On 11 May, the CFIA's Agriculture Union of embedded inspectors at slaughterhouses said that management is "threatening disciplinary action against employees who refuse to be reassigned to work at COVID-19-infected meat plants", while Deputy PM Chrystia Freeland said that "those who feel unsafe won't be forced back to work."

On 11 May, a CBC journalist wrote that "The Cargill plant in Alberta, where there have been about 1,000 reported cases [of human COVID-19], is now considered the largest single-site outbreak in North America."

On 13 May, it was reported that forty government food inspectors had contracted COVID-19, 21 of them in Alberta.

==Specific processors==
===Cargill===
====High River plant====
The town of High River had 164 cases and one death as of April 17, with some of the patients being employees of the Cargill meat packing plant. The plant continued at a reduced capacity, but no layoffs had occurred as of April 17. As of April 17, there were 358 cases linked to the plant, accounting for 15% of the province's cases; that ratio grew to 1 in 4 by late April. United Food and Commercial Workers Canada Union Local 401 lobbied unsuccessfully for the plant's closure since the point at which health authorities were aware of 38 cases linked to the facility. On April 20, Cargill temporarily closed the facility after a total of 484 cases were confirmed.

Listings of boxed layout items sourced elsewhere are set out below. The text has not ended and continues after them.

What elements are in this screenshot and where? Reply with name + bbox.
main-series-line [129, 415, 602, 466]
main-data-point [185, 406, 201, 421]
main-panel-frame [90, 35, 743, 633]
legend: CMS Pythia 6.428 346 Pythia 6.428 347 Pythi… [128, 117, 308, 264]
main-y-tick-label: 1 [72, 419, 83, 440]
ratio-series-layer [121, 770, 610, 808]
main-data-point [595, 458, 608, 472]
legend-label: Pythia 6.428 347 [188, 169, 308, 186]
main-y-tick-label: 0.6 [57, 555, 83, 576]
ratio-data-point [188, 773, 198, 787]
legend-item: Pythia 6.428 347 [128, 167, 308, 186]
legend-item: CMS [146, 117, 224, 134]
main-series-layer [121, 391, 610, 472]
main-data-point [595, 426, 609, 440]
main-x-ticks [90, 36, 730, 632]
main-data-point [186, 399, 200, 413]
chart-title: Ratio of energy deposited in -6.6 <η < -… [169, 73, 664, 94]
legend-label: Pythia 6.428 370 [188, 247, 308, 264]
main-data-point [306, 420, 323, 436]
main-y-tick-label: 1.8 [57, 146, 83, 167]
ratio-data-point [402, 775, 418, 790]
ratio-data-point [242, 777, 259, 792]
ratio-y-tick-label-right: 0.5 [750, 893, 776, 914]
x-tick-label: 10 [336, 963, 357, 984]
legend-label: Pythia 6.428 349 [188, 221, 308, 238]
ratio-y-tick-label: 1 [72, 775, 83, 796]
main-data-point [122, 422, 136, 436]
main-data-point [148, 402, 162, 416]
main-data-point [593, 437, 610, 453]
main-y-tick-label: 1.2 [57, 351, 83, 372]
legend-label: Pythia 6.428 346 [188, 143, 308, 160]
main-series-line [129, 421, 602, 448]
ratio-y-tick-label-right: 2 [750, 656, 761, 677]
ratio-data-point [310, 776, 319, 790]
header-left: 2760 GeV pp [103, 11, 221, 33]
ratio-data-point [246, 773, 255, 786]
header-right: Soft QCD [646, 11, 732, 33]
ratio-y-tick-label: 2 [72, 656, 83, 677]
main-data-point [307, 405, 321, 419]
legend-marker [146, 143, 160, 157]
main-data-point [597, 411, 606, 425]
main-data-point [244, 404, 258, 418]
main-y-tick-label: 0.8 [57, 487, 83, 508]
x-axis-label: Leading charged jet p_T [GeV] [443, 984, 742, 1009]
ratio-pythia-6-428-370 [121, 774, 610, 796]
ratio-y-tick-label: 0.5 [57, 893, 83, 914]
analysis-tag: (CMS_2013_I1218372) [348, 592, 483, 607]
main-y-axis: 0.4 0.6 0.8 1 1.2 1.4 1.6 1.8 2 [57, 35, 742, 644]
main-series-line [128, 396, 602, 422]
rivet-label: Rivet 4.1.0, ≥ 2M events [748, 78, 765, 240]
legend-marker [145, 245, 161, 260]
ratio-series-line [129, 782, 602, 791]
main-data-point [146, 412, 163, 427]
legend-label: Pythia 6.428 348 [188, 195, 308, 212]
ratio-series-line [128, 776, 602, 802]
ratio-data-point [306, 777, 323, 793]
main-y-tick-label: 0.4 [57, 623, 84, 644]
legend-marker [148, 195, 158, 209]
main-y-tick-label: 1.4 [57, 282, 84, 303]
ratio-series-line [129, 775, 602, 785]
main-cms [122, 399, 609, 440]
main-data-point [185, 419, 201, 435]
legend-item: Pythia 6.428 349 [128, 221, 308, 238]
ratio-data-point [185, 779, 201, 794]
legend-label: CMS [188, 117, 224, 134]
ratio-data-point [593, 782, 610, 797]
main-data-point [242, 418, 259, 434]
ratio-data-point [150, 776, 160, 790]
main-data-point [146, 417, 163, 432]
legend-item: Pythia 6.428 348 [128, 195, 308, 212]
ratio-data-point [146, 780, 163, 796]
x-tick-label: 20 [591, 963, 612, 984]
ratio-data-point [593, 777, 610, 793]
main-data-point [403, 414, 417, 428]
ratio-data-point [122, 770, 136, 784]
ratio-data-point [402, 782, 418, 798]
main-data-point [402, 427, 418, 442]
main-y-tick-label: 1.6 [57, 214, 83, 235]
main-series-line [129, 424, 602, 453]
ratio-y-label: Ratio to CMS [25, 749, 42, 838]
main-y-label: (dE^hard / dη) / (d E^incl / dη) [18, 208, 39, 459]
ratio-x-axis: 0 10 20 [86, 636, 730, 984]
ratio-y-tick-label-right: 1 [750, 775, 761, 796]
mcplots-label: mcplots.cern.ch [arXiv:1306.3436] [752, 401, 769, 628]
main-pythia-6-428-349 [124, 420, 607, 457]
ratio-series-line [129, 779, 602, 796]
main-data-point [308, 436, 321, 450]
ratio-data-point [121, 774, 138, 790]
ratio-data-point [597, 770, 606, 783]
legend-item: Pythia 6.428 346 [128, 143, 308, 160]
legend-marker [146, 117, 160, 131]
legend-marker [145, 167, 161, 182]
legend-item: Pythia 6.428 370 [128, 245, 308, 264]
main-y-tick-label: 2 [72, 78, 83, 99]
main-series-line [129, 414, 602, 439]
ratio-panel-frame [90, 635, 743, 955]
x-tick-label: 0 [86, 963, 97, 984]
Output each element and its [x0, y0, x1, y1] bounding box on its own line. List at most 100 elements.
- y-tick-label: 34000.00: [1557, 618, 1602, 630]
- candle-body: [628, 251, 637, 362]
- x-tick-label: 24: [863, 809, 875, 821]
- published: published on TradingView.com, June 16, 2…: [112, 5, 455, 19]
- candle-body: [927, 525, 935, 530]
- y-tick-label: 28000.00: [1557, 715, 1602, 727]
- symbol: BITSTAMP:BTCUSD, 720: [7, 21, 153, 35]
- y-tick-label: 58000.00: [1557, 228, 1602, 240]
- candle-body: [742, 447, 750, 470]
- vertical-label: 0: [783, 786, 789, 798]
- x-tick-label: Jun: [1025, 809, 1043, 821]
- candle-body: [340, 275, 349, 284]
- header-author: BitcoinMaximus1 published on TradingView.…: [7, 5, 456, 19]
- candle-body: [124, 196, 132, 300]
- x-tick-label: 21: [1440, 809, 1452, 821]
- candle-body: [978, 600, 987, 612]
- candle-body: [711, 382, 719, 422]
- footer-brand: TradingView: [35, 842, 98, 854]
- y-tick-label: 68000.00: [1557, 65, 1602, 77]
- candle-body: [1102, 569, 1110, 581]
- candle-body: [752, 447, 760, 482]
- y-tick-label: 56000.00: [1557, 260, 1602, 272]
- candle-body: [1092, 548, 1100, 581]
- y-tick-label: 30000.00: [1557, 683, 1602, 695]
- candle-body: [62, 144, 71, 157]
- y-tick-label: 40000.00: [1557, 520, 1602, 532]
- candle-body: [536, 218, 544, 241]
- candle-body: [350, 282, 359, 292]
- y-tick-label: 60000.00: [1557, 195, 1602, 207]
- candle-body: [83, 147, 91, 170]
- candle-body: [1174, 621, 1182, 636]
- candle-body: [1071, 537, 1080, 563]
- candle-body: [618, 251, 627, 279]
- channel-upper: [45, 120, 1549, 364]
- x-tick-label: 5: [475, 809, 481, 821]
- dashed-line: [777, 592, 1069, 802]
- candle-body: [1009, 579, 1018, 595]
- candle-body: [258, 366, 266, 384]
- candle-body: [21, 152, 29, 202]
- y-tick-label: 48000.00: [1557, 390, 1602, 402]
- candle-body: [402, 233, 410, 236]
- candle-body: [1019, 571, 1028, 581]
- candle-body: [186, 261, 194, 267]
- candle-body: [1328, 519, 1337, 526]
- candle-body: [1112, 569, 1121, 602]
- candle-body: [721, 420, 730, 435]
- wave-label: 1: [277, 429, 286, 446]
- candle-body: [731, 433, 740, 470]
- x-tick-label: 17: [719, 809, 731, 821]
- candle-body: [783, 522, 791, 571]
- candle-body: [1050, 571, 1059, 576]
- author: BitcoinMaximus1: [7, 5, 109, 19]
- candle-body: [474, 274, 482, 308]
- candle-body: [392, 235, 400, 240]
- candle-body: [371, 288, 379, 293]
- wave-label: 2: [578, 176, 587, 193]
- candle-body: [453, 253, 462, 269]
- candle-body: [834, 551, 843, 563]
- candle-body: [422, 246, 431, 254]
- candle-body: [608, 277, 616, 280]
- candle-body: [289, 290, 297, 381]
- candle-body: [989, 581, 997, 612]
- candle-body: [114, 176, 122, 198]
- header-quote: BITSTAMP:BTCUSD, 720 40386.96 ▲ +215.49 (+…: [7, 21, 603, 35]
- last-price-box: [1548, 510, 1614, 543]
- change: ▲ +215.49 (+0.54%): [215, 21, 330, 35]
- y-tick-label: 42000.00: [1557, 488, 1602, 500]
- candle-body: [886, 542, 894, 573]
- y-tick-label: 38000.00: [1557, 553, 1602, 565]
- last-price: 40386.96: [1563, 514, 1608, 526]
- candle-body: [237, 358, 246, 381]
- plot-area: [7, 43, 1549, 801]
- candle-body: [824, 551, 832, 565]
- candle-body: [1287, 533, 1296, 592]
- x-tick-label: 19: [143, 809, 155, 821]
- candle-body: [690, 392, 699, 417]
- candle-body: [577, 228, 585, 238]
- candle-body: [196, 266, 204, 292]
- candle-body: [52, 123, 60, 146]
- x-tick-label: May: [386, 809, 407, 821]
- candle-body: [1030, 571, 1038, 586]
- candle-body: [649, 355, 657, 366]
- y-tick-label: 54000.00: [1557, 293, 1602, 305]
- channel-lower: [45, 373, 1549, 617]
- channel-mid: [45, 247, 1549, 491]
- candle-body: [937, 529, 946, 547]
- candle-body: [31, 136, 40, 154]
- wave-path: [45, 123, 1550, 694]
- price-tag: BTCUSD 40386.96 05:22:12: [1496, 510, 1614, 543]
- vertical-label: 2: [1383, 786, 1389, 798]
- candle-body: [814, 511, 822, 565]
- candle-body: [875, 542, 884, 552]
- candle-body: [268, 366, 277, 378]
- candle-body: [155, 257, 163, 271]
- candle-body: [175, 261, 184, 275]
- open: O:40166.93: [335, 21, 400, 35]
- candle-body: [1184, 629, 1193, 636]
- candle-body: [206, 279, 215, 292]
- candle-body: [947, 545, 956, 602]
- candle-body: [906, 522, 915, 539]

Fifteen residents of Eden Valley 216 and Morley were found to have COVID-19 in late April; both are Stoney Nakoda Nation communities. Contract tracing connected some of those cases to Cargill, where some members of that community work.

On 11 May, the Government of Alberta disclosed that a second worker from the Cargill plant had died that day.

As of mid-May, 18 on-site food inspectors at the plant had contracted COVID-19.

====Chambly, Quebec plant====
At Chambly, Quebec's Cargill plant, 64 employees were contracted the disease. The plant will close by May 13 as a preventative measure, once all food is processed.

===Conestoga Meats===
Conestoga Meats, in Canada, suffered 2 covid outbreaks with a confirmed 88 positive covid cases. According to the executive director of Workers Action Centre, the conditions of employment and the poor quality of the jobs at Conestoga Meats "led to a high rate of infection". 33 out of the 88 positive cases were recorded to be community acquired. No deaths were declared.

===JBS Canada===

In Brooks, Alberta, 7% of the population tested positive for COVID-19, with 600 workers confirmed and probable cases in the JBS Foods plant. As of May 9, 510 workers had recovered, but one worker died. The plant added a shift premium of $4 an hour, but many employees skipped their shifts, forcing the company to reduce their schedule to one shift. As of April 21, the company claimed that there had been no walk-offs.

===Lilydale===

On May 1, it was announced that 52 employees of a Lilydale poultry plant in Coquitlam were infected by the virus.

As of April 23, at least one employee of the Lilydale plant in southeast Calgary had COVID-19.

===Maple Leaf Foods===
According to a message posted on the companies website, at least 59 employees contracted COVID-19. The company reported one COVID related death. Since the pandemic began, Maple Leaf Foods deployed a plan to tackle COVID-19, the company said: "We deployed our pandemic plan early, conducting daily health and temperature screening, requiring masks and social distancing, installing plexiglass separators between workstations where possible, and adding trailers at some locations to decrease density in employee welfare areas." The company encouraged all employees to get the COVID-19 vaccination.

===Olymel===
The Olymel facility in Red Deer faced an extensive COVID-19 outbreak. 515 positive COVID cases were recorded and at least 3 deaths were announced.

===United Poultry Co.===
28 employees tested positive for the virus at the United Poultry Company, after the health authority investigated. It is not clear whether the virus was spread through contact during work, or within a break room. There was evidence at the plant that employees did have access to gloves and some plastic face coverings, but they identified that the plans that were in place were inadequate or were not appropriately executed.